I dug trough our current process and deployment of provisioned alerts and started with understanding why we still have provisioned alerts for e.g. ada. It turns out that we have again stale provisioned alerts which is not optimal. The files however are not present any longer so this part of our salt deployment apparently works. While reading online about the whole provisioning situation I stumbled over some API endpoints. These can be used to list all provisioned alerts and can be accessed via curl -s 'https://stats.openqa-monitor.qa.suse.de/api/v1/provisioning/alert-rules' -u "username:password". As expected I found some old alerts for ada in there.

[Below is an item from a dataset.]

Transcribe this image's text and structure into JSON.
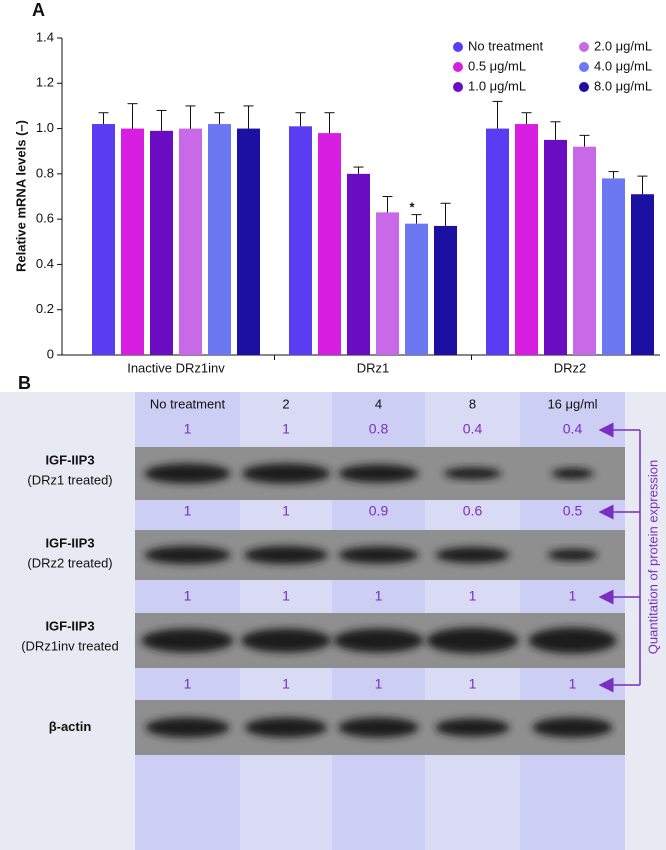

Further searching revealed a special mechanism in grafana to delete such provisioned alerts explicitly by creating a special yaml-file in the same folder to provision alerts which looks like this:
deleteRules:
- orgId: 1
uid: my_id_1
after reloading grafana the stale alert is indeed gone (at least from the webui and api, I hope it doesn't trigger mails). Unfortunately grafana also does not cleanup or track this file in any way. So if in the future we would introduce an alert with the same uid, this would create and instantly delete it again on startup. To solve this, I came up with the following procedure to clean our alerts automatically:
- list all alerts with UIDs (
curl -s 'https://stats.openqa-monitor.qa.suse.de/api/v1/provisioning/alert-rules' -u "username:password" | jq -r '.[].uid')
- grep for UID in the existing provisioned alert files (all files present on
monitor.qa.suse.de in /etc/grafana/provisioning/alerting)
- if UID is not present, add it to that special "deletion file"
- reload grafana to get rid of these stale entries
- remove the special deletion file again to avoid deletion if the same UID gets added later
- reload grafana once again
Currently we restart the whole grafana service to reprovision our dashboards and alerts. This is not the cleanest solution as it makes everything unavailable and might reset timers of alerts and such. Especially if it has to be done twice in rapid succession. I looked into API calls to reload the provisioned alerts and found an corresponding endpoint. Unfortunately it doesn't seem to be usable with "service accounts" (API key replacements since Grafana version 9) and always yielded "missing permission". I searched further and found a big lack of documentation and only a lot of hints to "Role-based access control" which apparently is somewhat implemented but only fully usable in the enterprise and cloud version of grafana.
My final straw was checking out the "admin" user on our grafana instance. I had no password and the email for it was invalid so I went into the sqlite database and replace it by "osd-admins@suse.de" and requested a password reset. With that user I was actually able to elevate more users on our instance to "instance admins" which apparently gives even more permissions (e.g. create new organizations). With that permission it is also possible to reload the provisioned alerts by using the following curl call:
curl -X POST -H "Content-Type: application/json" -s 'https://stats.openqa-monitor.qa.suse.de/api/admin/provisioning/alerting/reload' -u "instance_admin:password"
I now have all the building blocks in place to automate this with our salt deployment which I will try to realize next.